Critics sometimes argue that human rights no longer deal with real rights at all but with watered-down, weird or trivial versions of “real” rights. Human rights advocates, human rights commissions and tribunals are sometimes cast as officious bureaucrats trolling for fringe claimants – surgery-seeking transsexuals, say, or unhygienic foreigners who won’t wash their hands – creating a self-perpetuating cottage industry of dubious claims.
Central to arguments that human rights commissions deal with trivial arguments is the fallacy that the identification of human rights, as distinct from how or why human rights violations occur, depends on context. Confusing where the right is being claimed with the right itself can indeed make cases appear bizarre. Thus, the sit-ins and protests by African Canadians in southern Ontario in the 1960s at lunch counters might well be reframed as a “right to have lunch.” The famous case of Viola Desmond, a black woman who was thrown out of a Nova Scotia theatre in the 1940s can be recast as “a right to go to the movies.” More often than not, when one takes a closer look at the seemingly weird cases, the “real” right is easy enough to discern, and is neither novel nor trivial. One case that attracted scrutiny illustrates the point, the 2007 “hand washing” claim brought against a McDonald’s fast-food chain in British Columbia by Beena Datt.
Beena Datt, an immigrant from Fiji, worked at McDonald’s for twenty-three years. Over the years, Datt developed a painful and debilitating skin allergy to the soap used at the workplace the medical evidence was that her hands had become “unusable.” She ended up losing her job. Datt filed a human rights complaint and won her case. Anti-commission activist Ezra Levant seized on the complaint to say that the decision was “crazy”, and that employees in the restaurant industry would now be able to claim a “right” not to wash their hands.
These comments outraged Patricia Knipe, a journalist working for the Manitoba Human Rights Commission. Knipe recalled reading an excerpt of Levant’s book Shakedown in Maclean’s about the Datt case. “The article got so many things wrong,” she said, “I am a journalist and am protective of my profession. I was appalled that Maclean’s would let people think that this was a real journalist writing about real news.” She disputed Levant’s characterization of the cases allowing employees to serve food without washing their hands. “in fact,” she said, “when you read the case, it is clear that the Tribunal was very cautious about public health and applauded McDonald’s for its commitment to public health and hygiene. This element of the story was completely misrepresented. When you read the actual decision you see the hard choices that both the employee and the employer had to make – what would happen to her employment, what would happen to an employee of twenty-three years?”

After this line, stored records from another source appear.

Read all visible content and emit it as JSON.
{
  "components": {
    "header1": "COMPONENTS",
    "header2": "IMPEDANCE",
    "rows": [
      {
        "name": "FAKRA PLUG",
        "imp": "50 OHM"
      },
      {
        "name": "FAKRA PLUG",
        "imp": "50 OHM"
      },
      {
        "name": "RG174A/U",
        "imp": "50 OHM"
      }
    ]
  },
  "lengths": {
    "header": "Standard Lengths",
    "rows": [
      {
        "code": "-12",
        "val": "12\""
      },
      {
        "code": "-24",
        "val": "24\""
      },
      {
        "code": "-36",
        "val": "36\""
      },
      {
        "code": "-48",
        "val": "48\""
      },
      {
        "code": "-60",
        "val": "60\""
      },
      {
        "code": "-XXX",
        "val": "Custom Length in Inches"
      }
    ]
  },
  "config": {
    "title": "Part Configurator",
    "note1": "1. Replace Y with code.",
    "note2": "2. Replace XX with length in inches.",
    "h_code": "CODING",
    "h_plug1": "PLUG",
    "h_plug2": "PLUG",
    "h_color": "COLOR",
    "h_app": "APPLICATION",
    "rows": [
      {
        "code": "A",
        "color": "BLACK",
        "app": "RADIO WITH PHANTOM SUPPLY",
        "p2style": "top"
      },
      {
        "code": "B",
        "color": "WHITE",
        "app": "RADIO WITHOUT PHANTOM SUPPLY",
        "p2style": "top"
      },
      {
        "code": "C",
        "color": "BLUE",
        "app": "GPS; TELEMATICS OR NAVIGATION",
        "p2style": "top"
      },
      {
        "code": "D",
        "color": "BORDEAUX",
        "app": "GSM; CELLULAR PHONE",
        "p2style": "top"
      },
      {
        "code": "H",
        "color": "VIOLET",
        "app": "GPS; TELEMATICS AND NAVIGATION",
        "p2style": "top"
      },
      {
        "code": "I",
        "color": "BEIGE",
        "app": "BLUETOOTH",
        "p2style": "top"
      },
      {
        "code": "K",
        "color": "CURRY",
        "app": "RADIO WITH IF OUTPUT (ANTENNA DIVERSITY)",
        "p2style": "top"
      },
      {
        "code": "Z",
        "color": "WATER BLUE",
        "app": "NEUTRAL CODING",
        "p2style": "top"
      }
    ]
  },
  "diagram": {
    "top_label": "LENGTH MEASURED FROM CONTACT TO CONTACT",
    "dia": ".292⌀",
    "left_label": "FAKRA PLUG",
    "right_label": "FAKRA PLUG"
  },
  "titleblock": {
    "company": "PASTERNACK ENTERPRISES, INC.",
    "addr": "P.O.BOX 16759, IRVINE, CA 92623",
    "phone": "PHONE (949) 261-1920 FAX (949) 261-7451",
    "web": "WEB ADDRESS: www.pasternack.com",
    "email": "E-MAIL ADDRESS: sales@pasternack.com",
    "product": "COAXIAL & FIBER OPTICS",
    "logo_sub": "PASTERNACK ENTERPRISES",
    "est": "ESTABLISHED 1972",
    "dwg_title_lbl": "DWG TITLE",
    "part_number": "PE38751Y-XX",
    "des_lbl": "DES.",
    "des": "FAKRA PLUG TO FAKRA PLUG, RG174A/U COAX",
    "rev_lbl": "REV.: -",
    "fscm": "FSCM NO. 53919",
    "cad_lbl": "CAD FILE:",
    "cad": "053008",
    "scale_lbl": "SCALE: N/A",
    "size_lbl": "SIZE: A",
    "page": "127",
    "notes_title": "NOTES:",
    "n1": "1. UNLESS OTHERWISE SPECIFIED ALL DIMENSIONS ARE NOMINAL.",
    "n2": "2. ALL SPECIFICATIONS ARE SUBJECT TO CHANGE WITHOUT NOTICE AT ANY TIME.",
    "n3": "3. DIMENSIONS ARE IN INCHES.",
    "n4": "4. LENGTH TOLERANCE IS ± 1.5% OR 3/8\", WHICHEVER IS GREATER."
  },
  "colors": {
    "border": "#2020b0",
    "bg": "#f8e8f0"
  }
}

According to the British Columbia Human Rights Tribunal, the crux of the case was that the employer should have made more efforts to find Datt another job and to investigate alternatives that would not worsen her condition. The BC tribunal did not conclude that food should be prepared without hygiene standards. Rather, it took pains to point out that the employee’s disability did not prevent her from undertaking other tasks or other jobs, and that there was a possibility that Datt could have been accommodated without undue hardship to McDonald’s.
Legal commentators have recognized that the Datt case was not quite as presented, and the Tribunal’s supposedly “crazy” analysis was subsequently cited with approval by the British Columbia Supreme Court in a 2011 decision.
Duly elected legislatures have added to human rights laws in response to evolving social mores, constitutional developments and international human rights law. But even within the confines of familiar and existing grounds like disability, race and sex, which account for the vast majority of complaints, the way in which human rights cases are described, understood and litigated has changed dramatically over the years.
Far from being “inflationary” which implies an expansion with no value, human rights have evolved in direct response to human problems, and have sought to provide meaningful human solutions. The real crisis, if there is one, has been in the attempt to roll back rights and the systems that protect them.